Kids that are Meant for Ballet
Today I spent a lovely morning in Carlton indulging in some of my favourite things. First, book hunting in Readings… for over 20 minutes …without kids or complaints. Then I moved on for coffee and a pastry at Brunetti (What? It’s not a fasting day!). Then it was time to join the impeccably groomed retired ladies for a bit of a flick at Cinema Nova.
I love going to the movies, especially something a bit less commercial, viewed in one of the tiny cinemas right down the end of one of Nova’s rambling corridors. So I turned left, then right, then left, then right and right again and found said cinema with only one other occupant – practically a private screening.

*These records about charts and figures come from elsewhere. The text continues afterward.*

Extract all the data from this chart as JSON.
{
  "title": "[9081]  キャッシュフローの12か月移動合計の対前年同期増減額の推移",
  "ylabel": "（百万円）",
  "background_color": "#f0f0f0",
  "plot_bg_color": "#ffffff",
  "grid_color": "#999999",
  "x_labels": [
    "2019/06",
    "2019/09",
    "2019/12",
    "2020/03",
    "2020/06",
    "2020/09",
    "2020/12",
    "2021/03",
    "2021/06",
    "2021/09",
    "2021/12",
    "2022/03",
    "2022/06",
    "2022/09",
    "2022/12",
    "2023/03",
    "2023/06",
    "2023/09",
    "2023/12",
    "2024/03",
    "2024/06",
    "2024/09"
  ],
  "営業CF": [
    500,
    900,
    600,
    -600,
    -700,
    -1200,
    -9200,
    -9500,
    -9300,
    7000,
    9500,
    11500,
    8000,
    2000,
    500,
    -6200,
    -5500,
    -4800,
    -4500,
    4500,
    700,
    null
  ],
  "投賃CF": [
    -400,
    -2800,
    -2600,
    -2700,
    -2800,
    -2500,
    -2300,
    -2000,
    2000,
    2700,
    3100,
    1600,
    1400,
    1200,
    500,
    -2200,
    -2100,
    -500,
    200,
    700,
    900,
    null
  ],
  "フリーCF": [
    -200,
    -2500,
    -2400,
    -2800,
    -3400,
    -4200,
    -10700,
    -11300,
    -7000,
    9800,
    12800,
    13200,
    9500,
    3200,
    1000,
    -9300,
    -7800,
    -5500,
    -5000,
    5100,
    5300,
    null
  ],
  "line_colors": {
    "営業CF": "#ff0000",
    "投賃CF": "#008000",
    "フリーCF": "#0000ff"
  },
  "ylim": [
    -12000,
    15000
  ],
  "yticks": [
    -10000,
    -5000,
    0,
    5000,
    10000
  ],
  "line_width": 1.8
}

Now I am a fan of a good doco film. I read a glowing review about First Position some weeks ago. I was hopeful this piece would be packed with the wonderfully insightful and honest moments and engaging characters that we have come to expect from the very best modern verite style documentary films. I wasn’t disappointed.
This award winning film, by first time director Bess Kargman, follows the story of seven aspiring ballet dancers and their families as they prepare to compete in the prestigious ballet competition, the Youth America Grand Prix.

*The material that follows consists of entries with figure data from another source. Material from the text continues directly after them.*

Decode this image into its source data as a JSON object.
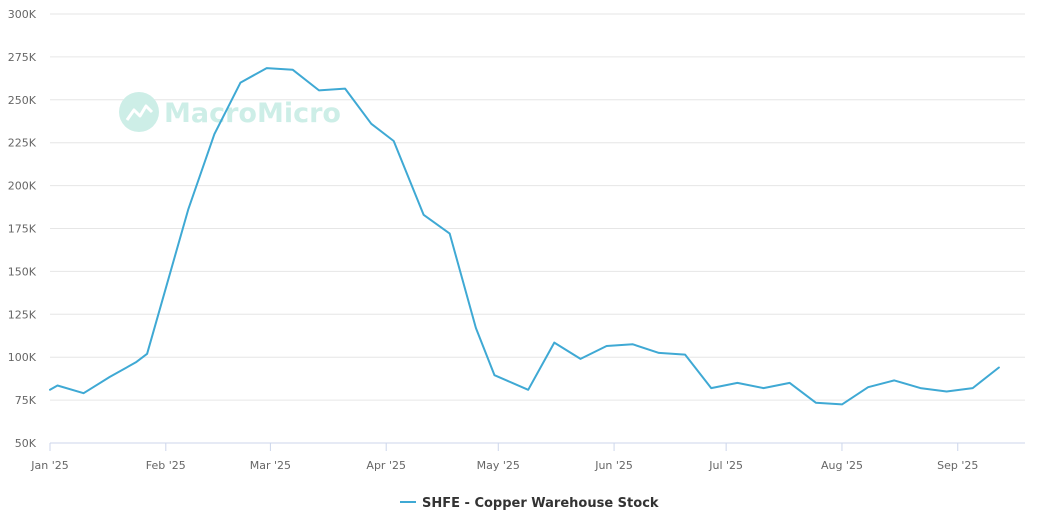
{
  "watermark": "MacroMicro",
  "colors": {
    "series": "#3fa9d4",
    "grid": "#e6e6e6",
    "axis": "#ccd6eb",
    "watermark": "#cdeee7"
  },
  "chart_data": {
    "type": "line",
    "title": "",
    "xlabel": "",
    "ylabel": "",
    "ylim": [
      50000,
      300000
    ],
    "xlim": [
      "2025-01-01",
      "2025-09-19"
    ],
    "y_ticks": [
      {
        "value": 50000,
        "label": "50K"
      },
      {
        "value": 75000,
        "label": "75K"
      },
      {
        "value": 100000,
        "label": "100K"
      },
      {
        "value": 125000,
        "label": "125K"
      },
      {
        "value": 150000,
        "label": "150K"
      },
      {
        "value": 175000,
        "label": "175K"
      },
      {
        "value": 200000,
        "label": "200K"
      },
      {
        "value": 225000,
        "label": "225K"
      },
      {
        "value": 250000,
        "label": "250K"
      },
      {
        "value": 275000,
        "label": "275K"
      },
      {
        "value": 300000,
        "label": "300K"
      }
    ],
    "x_ticks": [
      {
        "date": "2025-01-01",
        "label": "Jan '25"
      },
      {
        "date": "2025-02-01",
        "label": "Feb '25"
      },
      {
        "date": "2025-03-01",
        "label": "Mar '25"
      },
      {
        "date": "2025-04-01",
        "label": "Apr '25"
      },
      {
        "date": "2025-05-01",
        "label": "May '25"
      },
      {
        "date": "2025-06-01",
        "label": "Jun '25"
      },
      {
        "date": "2025-07-01",
        "label": "Jul '25"
      },
      {
        "date": "2025-08-01",
        "label": "Aug '25"
      },
      {
        "date": "2025-09-01",
        "label": "Sep '25"
      }
    ],
    "grid": true,
    "legend_position": "bottom-center",
    "series": [
      {
        "name": "SHFE - Copper Warehouse Stock",
        "points": [
          {
            "x": "2025-01-01",
            "y": 81000
          },
          {
            "x": "2025-01-03",
            "y": 83500
          },
          {
            "x": "2025-01-10",
            "y": 79000
          },
          {
            "x": "2025-01-17",
            "y": 88500
          },
          {
            "x": "2025-01-24",
            "y": 97000
          },
          {
            "x": "2025-01-27",
            "y": 102000
          },
          {
            "x": "2025-02-07",
            "y": 186000
          },
          {
            "x": "2025-02-14",
            "y": 230000
          },
          {
            "x": "2025-02-21",
            "y": 260000
          },
          {
            "x": "2025-02-28",
            "y": 268500
          },
          {
            "x": "2025-03-07",
            "y": 267500
          },
          {
            "x": "2025-03-14",
            "y": 255500
          },
          {
            "x": "2025-03-21",
            "y": 256500
          },
          {
            "x": "2025-03-28",
            "y": 236000
          },
          {
            "x": "2025-04-03",
            "y": 226000
          },
          {
            "x": "2025-04-11",
            "y": 183000
          },
          {
            "x": "2025-04-18",
            "y": 172000
          },
          {
            "x": "2025-04-25",
            "y": 117000
          },
          {
            "x": "2025-04-30",
            "y": 89500
          },
          {
            "x": "2025-05-09",
            "y": 81000
          },
          {
            "x": "2025-05-16",
            "y": 108500
          },
          {
            "x": "2025-05-23",
            "y": 99000
          },
          {
            "x": "2025-05-30",
            "y": 106500
          },
          {
            "x": "2025-06-06",
            "y": 107500
          },
          {
            "x": "2025-06-13",
            "y": 102500
          },
          {
            "x": "2025-06-20",
            "y": 101500
          },
          {
            "x": "2025-06-27",
            "y": 82000
          },
          {
            "x": "2025-07-04",
            "y": 85000
          },
          {
            "x": "2025-07-11",
            "y": 82000
          },
          {
            "x": "2025-07-18",
            "y": 85000
          },
          {
            "x": "2025-07-25",
            "y": 73500
          },
          {
            "x": "2025-08-01",
            "y": 72500
          },
          {
            "x": "2025-08-08",
            "y": 82500
          },
          {
            "x": "2025-08-15",
            "y": 86500
          },
          {
            "x": "2025-08-22",
            "y": 82000
          },
          {
            "x": "2025-08-29",
            "y": 80000
          },
          {
            "x": "2025-09-05",
            "y": 82000
          },
          {
            "x": "2025-09-12",
            "y": 94000
          }
        ]
      }
    ]
  }
}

Surely this Director could not believe her luck? How could she have possibly predicted that the four girls and three boys she cast would have such gruelling and compelling journeys? Yet these scarily skilled children and teens were clearly on the verge of stardom. Despite their young ages, each had already been working at their craft for many years, displaying unswerving dedication and commitment at the expense of many other childhood activities, just to be offered a chance to train at one of the elite ballet schools and ultimately work in one of the world renowned ballet companies. These kids were meant for ballet.

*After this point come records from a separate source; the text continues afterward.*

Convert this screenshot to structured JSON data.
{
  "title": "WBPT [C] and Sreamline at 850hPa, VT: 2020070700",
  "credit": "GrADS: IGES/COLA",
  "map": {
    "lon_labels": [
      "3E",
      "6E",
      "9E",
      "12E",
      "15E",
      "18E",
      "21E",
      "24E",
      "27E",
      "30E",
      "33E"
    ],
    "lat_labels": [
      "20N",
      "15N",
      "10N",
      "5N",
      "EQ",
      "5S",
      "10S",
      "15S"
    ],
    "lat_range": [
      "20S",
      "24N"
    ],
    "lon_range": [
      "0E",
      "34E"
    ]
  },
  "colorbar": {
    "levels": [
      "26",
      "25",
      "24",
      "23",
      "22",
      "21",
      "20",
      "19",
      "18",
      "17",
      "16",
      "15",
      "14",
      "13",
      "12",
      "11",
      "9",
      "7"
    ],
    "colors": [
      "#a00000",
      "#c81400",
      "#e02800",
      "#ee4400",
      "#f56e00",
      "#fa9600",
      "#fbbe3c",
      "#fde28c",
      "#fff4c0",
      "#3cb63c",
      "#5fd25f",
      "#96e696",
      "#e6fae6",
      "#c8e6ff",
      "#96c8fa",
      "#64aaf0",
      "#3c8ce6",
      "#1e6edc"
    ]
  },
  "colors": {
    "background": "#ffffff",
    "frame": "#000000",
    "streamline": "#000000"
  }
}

It is a really wonderful film and it still makes me happy to think about the experience. I was excited before I even saw it and was immediately and totally engrossed in the stories.
I particularly learned a lot from watching the parents’ behaviour as devoted custodians of their talented offspring. It was fascinating to get a sense of the immense support it takes to guide and boost a child in a world where nothing less than perfection is permitted. I’m still not sure if it would be a blessing or a curse – probably both in equal measure.
Please try to catch First Position at the cinema or grab the DVD once released. If you are keen to show older children exactly what it can take to reach success in a chosen sport or activity, First Position is certainly family friendly, but kids under 10 might get a bit wriggly.
Ballet and Me
Me at about 10 years old. Not exactly Prima Ballerina material.
Of course this film caused me to reflect on my own stellar ballet career. From an early age I begged my mother to let me have ballet lessons. For years Mum resisted, citing something she heard on the radio once that stated for a fact that girls should not start ballet until at least nine years of age. Something about girls’ bodies needing to develop and the alarming risk of deformed feet, permanent injury, etcetera, etcetera, etcetera.
Now I have no reason to doubt my mother on these points, but her theory sounds very much like some of the ‘loose truths’ I kinda sorta use with my kids when they are really into something, but I am really not. For example, ‘No kids, the Lolly Shop is closed on Saturdays’ or ‘Sorry kids, the park is being mowed at the moment’. See – just harmless little twists of logic that are a convenient quick fix for a moment and will surely have no lasting impact on my children?
Anyway, as soon as I turned nine I hotfooted it down to The Ashgrove School of Dance. For the next four years I tried valiantly to bring my mother’s vision of mangled tootsies to life in pursuit of the perfect pointe. I wore acres of tulle and eons of blue eyeshadow. I stretched and strained and imagined myself as the personification of gracefulness. I loved ballet – most of the time.
But then as high school approached and ballet lessons encroached upon every weekday afternoon, my father made a decision. He cut me off. No more ballet.
Now I’m sure he had his reasons. I’m sure the demands on my time – and his back pocket – meant that sacrifices had to be made. But all I heard at the time – and the thing that stays with me today – was one specific comment from my father. It was a thinly veiled reality check, intended certainly to lessen the hurt and numb the disappointment. ‘Leah’, he said. ‘You are simply growing too tall to ever be a prima ballerina.’ Way to let me down easy, Dad.
Funny thing was at 12 years old I was 5 foot, 2 & 3/4 inches – the exact same height I am today. But I’m sure it seemed like logical reasoning at the time.
So I guess my mother was right and ballet had indeed halted my development and stunted my growth. I guess the use of parental ‘loose truths’ is genetic. And I guess I thought ballet was meant for me, but – in the end – I was not meant for ballet.
What about you? Have you seen First Position? What did you think?